Each week, OMRF President Dr. Stephen Prescott opens “Adam’s Journal” to answer a medical question from OMRF Senior Vice President and General Counsel Adam Cohen.
Here’s a question from one of our most loyal – and curious – readers:
A neighbor of ours has gotten what’s been described as an “advanced flu shot” in the past and has come down with the flu in spite of the shot. Is this common?
—Richard Fischer, Stillwater
Dr. Prescott Prescribes
Each year, the World Health Organization selects the three strains of influenza it believes are most likely to cause outbreaks in the coming flu season. Vaccine manufacturers then create a so-called trivalent vaccine to guard against that trio of baddies.
However, manufacturers also make several other types of annual flu vaccines. One is called a quadrivalent vaccine because it adds protection against (you guessed it!) a fourth strain.
Another variation is the high-dose flu vaccine, formulated for people 65 and over. It contains four times more antigens, which trigger the immune system’s protections, than the standard vaccine. Like standard flu vaccines, high-dose formulations come in both trivalent and quadrivalent forms.

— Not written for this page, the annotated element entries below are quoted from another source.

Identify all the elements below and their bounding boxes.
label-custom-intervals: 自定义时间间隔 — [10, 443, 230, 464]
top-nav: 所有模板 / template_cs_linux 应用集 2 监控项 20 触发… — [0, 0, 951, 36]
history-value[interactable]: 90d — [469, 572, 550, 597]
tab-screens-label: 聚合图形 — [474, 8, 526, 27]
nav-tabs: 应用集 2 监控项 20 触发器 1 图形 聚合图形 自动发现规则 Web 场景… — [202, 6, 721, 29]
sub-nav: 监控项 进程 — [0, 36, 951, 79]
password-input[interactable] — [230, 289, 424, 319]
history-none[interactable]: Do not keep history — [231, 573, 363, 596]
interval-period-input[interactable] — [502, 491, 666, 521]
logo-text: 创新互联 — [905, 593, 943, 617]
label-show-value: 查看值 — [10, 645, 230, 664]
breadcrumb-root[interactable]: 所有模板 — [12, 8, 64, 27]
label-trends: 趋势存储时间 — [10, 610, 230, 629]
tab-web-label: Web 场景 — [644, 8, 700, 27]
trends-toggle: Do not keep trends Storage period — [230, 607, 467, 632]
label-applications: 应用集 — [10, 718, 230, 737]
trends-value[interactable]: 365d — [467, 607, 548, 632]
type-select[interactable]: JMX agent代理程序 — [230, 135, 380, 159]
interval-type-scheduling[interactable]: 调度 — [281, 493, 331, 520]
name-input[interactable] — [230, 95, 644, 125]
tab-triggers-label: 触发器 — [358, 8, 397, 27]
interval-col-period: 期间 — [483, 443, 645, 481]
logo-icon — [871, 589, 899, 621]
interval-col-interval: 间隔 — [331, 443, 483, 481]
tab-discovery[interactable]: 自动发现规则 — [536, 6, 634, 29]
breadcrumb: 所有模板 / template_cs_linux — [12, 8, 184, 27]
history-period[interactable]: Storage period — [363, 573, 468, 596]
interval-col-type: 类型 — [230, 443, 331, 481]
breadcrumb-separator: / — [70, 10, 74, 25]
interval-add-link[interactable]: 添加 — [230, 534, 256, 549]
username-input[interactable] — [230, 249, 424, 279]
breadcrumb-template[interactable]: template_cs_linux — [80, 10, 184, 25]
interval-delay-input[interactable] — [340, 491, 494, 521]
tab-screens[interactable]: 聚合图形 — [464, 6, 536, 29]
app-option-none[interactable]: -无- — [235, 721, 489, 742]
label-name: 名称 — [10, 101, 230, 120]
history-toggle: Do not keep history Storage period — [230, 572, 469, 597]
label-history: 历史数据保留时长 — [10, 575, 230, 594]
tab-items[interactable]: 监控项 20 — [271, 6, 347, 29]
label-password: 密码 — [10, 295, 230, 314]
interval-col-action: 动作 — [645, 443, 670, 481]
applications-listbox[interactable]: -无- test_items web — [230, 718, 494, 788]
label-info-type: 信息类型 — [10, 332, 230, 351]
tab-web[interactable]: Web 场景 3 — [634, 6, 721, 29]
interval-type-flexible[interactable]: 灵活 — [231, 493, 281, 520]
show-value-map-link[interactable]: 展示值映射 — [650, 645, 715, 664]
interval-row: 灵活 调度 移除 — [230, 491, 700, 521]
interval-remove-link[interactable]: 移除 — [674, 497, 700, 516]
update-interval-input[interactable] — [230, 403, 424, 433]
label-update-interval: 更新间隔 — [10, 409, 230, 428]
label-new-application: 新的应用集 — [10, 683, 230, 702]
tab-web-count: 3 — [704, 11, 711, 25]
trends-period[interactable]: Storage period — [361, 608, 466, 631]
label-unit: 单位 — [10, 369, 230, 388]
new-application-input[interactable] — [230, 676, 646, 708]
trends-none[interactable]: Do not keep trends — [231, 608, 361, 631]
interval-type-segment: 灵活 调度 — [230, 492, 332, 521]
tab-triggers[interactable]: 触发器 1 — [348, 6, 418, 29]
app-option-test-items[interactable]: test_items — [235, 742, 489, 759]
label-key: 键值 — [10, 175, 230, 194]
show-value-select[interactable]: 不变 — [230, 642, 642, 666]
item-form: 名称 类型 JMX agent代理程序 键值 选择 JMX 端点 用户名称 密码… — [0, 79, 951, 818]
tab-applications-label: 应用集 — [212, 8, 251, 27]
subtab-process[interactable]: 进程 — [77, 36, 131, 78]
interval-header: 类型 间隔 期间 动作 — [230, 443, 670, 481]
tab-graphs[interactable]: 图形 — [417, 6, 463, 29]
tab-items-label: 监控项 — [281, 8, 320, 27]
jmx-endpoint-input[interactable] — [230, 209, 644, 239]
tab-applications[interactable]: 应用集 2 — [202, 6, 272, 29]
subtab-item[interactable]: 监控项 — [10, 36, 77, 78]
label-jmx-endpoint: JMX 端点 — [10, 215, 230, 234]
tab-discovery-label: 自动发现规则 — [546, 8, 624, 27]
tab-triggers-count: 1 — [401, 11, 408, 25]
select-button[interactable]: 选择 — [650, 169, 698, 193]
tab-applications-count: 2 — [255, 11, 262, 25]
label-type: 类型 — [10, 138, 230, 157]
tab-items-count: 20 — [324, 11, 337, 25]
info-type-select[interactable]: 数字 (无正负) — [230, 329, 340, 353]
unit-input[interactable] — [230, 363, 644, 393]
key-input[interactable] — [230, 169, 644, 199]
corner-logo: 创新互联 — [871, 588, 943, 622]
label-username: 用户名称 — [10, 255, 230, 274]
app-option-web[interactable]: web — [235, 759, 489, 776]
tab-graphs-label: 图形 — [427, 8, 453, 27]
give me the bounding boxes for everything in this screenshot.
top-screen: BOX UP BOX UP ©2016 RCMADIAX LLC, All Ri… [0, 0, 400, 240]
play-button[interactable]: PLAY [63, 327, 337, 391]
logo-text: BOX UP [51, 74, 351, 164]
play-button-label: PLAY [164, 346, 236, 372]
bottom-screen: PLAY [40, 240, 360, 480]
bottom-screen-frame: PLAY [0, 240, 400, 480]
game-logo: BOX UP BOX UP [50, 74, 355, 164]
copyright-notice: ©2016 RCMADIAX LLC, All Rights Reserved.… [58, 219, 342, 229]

Your neighbor likely received a quadrivalent shot or one of the high-dose vaccines. Either way, the fact they still got sick wasn’t a flaw of the specific formulation they received.
When the WHO has to forecast many months in advance what strains of flu may circulate most widely in the coming fall and winter, those predictions will sometimes prove wrong. If a different dominant strain emerges, vaccination won’t protect us. Ditto if we’ve already been exposed to the illness prior to getting a shot.
Moreover, as our immunologists at the Oklahoma Medical Research Foundation often remind me, not all immune systems are created equal. Especially as we age, regardless of whatever vaccine formulation we choose, our bodies may not create robust antibodies.
Nevertheless, studies have shown that vaccination can blunt the impact of the virus, making the ensuing illness less severe.
Flu shots aren’t perfect, and none offer absolute protection. Still, opting out is like refusing to wear a seatbelt because it’s not guaranteed to save you in an accident.
Your neighbor is wise to select an enhanced variation of the vaccine: a high-dose shot if they’re 65 or over, quadrivalent otherwise. We should all do the same.